This post assumes the following:

  • Basic Linux skillset
  • Basic VMware skillset
  • Basic Kubernetes skillset
  • Pre-Existing image registry in the disconnected/air-gapped environment
  • Pre-Existing “bootstrap” system with Docker running
  • Pre-Existing vSphere environment (6.7u3 or later)
  • A single internet-connected system to pre-stage artifacts
  • A file system with 5G of free space where the pre-stage artifacts will be placed on both connected/disconnected systems
  • Approved process to move artifacts from publically connected systems to the target air-gapped environment

Getting Started

Connected System Requirements

Before we do anything, we have to assume that there is some system, somewhere, that we can use to procure our artifacts prior to their move into our disconnected environment. Obviously, we can’t use osmosis to accomplish this. :) This system doesn’t have to be able to access our installation environment, rather it should simply be thought of as a staging area to download artifacts and collect information about the installation process in the installation environment. The following prerequisite requirements must be met on the system that is internet connected:

  1. Google Storage Utility: this utility allows us to access the Google Storage API so that we can see and download the appropriate Kubernetes OVA templates for VMware. Please visit this link for installation instructions.
  2. Docker: installing Docker onto our connected system allows us an easy way to move images from our connected system into our air-gapped environment. Please visit this link for installation instructions.

Gather Information

Additionally, we must note several items (e.g. software versions) prior to beginning the download process. The following prerequisite steps must be completed, and noted, following artifact download:

  1. Which Version of Kubernetes: we will first need to know which version of Kubernetes to deploy. Organizational constraints may restrict us to specific version(s). The specific versions can be found at

NOTE This example moving forward will utilize v1.17.4 as an example.

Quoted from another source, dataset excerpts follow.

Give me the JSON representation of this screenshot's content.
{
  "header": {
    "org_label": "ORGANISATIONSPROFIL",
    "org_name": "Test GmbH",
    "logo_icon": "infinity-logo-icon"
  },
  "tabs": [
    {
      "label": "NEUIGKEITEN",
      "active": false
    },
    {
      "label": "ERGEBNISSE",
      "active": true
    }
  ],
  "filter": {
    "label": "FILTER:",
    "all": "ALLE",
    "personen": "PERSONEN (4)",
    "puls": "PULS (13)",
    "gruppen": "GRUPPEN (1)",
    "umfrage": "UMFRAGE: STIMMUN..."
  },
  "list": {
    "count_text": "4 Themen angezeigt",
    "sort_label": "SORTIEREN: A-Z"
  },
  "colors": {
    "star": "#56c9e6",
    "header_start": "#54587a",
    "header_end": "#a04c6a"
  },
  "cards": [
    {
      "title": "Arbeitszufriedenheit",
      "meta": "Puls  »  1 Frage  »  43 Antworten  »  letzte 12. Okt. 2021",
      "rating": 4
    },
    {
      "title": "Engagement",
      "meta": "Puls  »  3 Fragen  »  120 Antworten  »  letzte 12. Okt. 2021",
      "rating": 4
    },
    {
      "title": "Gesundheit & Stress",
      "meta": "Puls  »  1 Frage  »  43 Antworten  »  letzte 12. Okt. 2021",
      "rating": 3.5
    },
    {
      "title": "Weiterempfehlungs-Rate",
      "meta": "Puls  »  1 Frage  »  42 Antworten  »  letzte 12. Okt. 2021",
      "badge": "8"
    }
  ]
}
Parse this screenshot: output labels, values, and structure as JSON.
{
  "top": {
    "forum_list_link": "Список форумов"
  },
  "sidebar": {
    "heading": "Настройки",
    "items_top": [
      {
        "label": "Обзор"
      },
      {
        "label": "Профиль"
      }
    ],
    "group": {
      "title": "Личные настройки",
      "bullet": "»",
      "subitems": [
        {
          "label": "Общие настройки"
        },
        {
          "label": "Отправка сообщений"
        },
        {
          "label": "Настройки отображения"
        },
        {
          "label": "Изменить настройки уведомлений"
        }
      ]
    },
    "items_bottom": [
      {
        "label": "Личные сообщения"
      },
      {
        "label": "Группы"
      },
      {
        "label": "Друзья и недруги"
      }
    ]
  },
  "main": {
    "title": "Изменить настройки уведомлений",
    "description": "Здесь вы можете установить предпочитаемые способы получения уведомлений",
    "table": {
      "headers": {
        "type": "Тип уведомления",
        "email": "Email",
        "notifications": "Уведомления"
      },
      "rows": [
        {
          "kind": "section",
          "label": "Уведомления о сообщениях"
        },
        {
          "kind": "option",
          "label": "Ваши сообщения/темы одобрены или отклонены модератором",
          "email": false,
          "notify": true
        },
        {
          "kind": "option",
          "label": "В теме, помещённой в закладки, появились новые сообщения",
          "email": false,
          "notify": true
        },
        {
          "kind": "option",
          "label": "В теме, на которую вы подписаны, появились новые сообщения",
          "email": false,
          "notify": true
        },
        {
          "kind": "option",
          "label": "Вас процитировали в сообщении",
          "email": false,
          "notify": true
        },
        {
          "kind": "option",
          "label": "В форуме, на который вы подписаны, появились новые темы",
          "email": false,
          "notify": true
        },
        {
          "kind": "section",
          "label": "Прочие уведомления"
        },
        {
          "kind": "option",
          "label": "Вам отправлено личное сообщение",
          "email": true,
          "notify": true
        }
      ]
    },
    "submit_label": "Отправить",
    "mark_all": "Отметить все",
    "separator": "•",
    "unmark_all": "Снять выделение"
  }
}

  1. Physical Location for Artifacts: the Cluster API installer makes use of Docker images, OVAs, and resource definition files in order to install the cluster. If we are to install a cluster in a disconnected manner, we must manually move these artifacts from our connected system into our disconnected environment. We’ll need to note the physical location of where to download these images in our connected environment, and where we will upload them to in our disconnected environment.

NOTE Please see Download Artifacts for the expected directory structure/location in this example.

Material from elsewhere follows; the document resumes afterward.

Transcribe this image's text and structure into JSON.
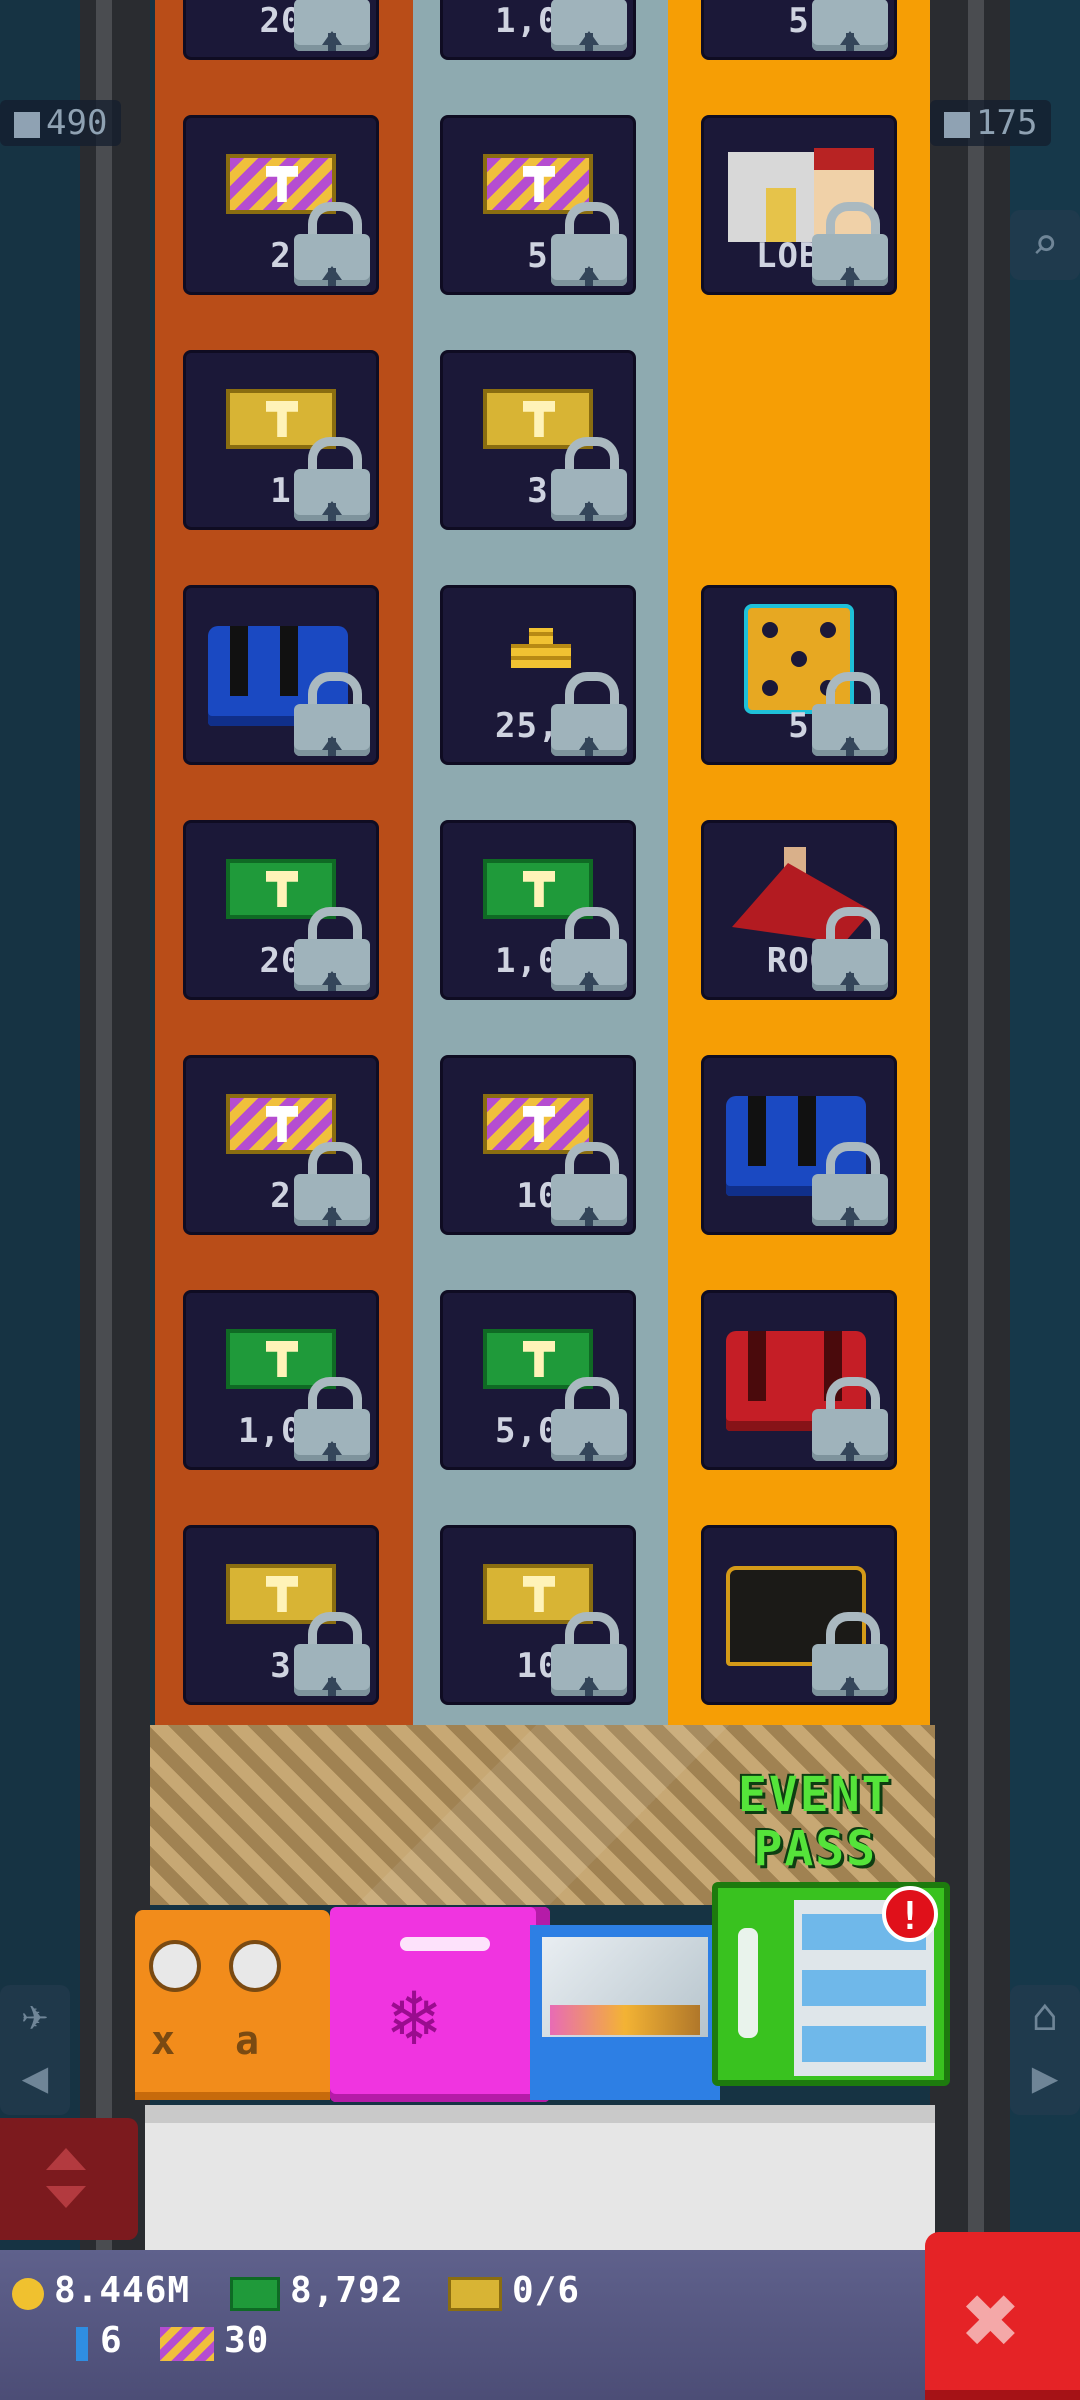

  1. HTTP Location of HAProxy/Node OVAs: the image-builder project produces several OVA images which meet all of the necessary requirements for Cluster API to produce a functional working Kubernetes cluster. It is highly recommended to use these images. You will need 2 images:
    1. HAProxy OVA: this is the load balancer that is used for kube-apiserver
    2. Node: the actual image used to produce Kubernetes nodes

To get a list of images, you can use the gsutil command which should have been installed in the Connected System Requirements section.

# set our default kubernetes version
export KUBERNETES_VERSION='v1.17.4'

# list the approved images for kubernetes nodes
gsutil ls gs://capv-images/release/*/*.{ova,sha256} | sed 's~^gs://~' | grep ${KUBERNETES_VERSION}

# list the approved images for haproxy nodes
gsutil ls gs://capv-images/extra/haproxy/release/*/*.{ova,sha256} | sed 's~^gs://~'

Be aware that the Kubernetes version is a part of the URL and file name. You should have determined which Kubernetes version to use in the previous step and be using it as the KUBERNETES_VERSION environment variable when running the gsutil command.

Download Artifacts

Once we can determine the location of the artifacts, both the internet location and the physical location of our connected system, we can download them. But first, we should probably create a structure in which to download our artifacts to that it is easily transportable to our air-gapped installation environment.

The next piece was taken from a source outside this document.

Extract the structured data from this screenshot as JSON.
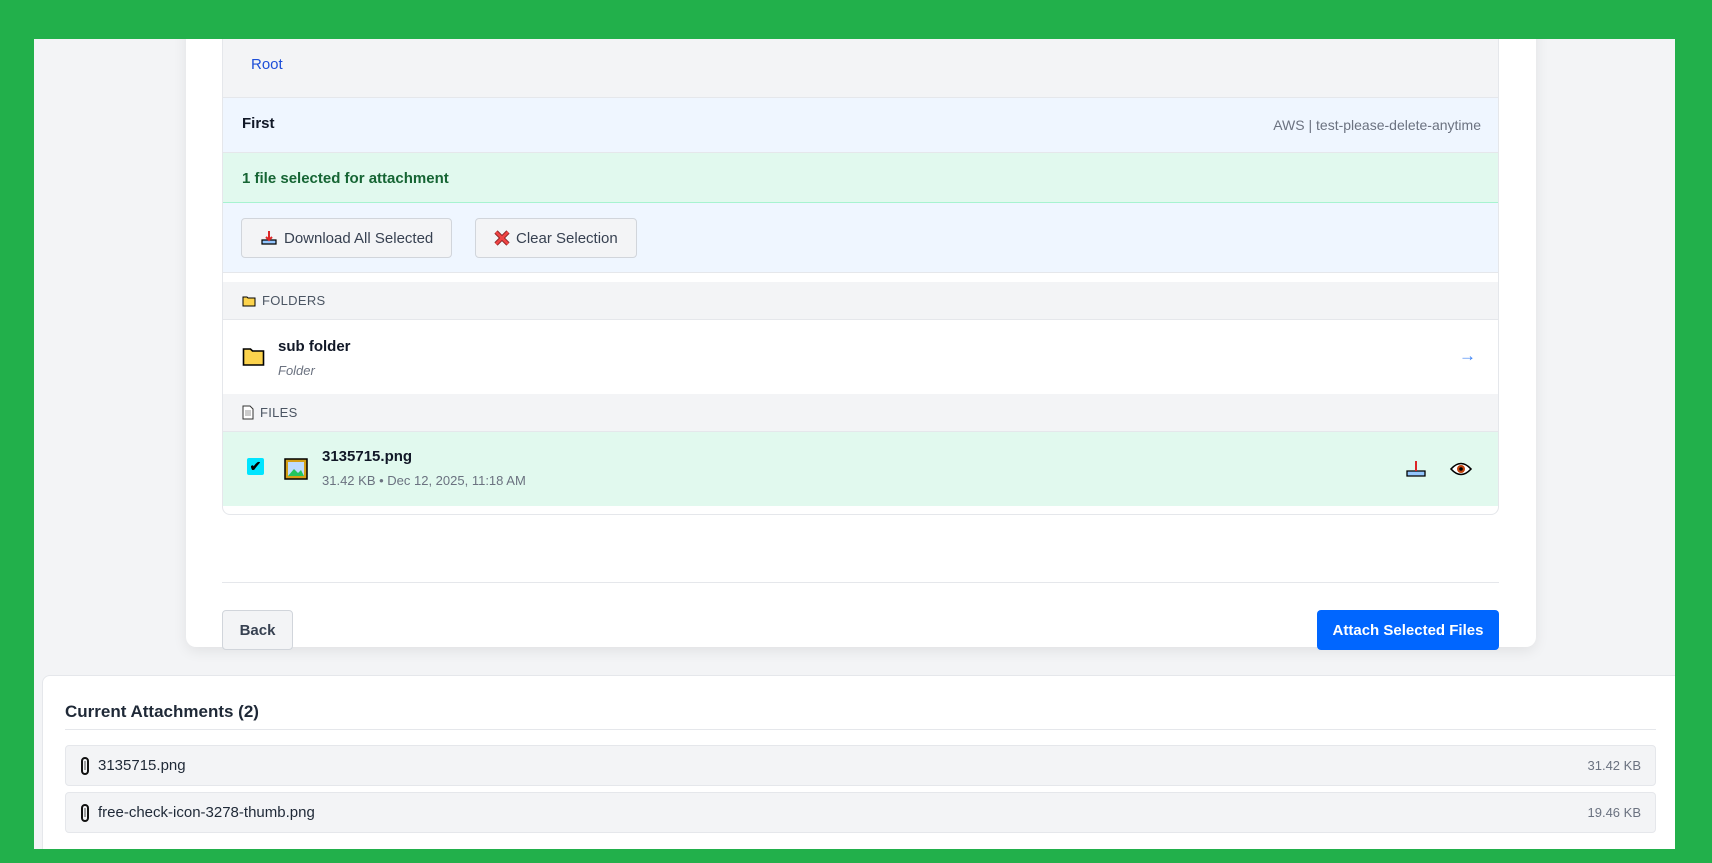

Each artifact being downloaded below assumes the following directory structure:

├── resources      # folder for storing resource definition files
├── docker-images  # folder for storing docker images
├── binaries       # folder for storing installation binaries
└── ovas           # folder for storing vmware ova templates

If you want to follow along, this directory structure can be created easily with the following command (run from the directory in which you wish to produce the skeleton structure):

mkdir ovas docker-images resources binaries

OVA Template for HAProxy

Download Directory: ./ovas

Download the appropriate HA Proxy OVA image as determined from the previous step:

# download the ova to a haproxy.ova file to the current working directory
curl -L -o ./ovas/haproxy.ova

OVA Template for Kubernetes Nodes

Download Directory: ./ovas

Download the appropriate Kubernetes node OVA image as determined from the previous step:

# set our default kubernetes version
export KUBERNETES_VERSION='v1.17.4'

# download the ova to a node.ova file to the current working directory
curl -L${KUBERNETES_VERSION}.ova -o ./ovas/node.ova

Latest Version of Cluster API

Download Directory: ./binaries

Cluster API ships with the clusterctl utility. You will need this in order to interact with your cluster deployment. Download instructions can be found here. Please also be aware of the release version of Cluster API, which are located here. For quick reference, to download the utility (for MacOS):

# set the clusterapi version

# download clusterctl
curl -L${CLUSTERAPI_VERSION}/clusterctl-darwin-amd64 -o ./binaries/clusterctl

Cluster API Resource Definitions

Download Directory: ./resources/clusterapi

Cluster API makes use of several custom resource definitions to both deploy and manage the lifecycle of Kubernetes clusters. We will need to download these and potentially leverage them during our deployment.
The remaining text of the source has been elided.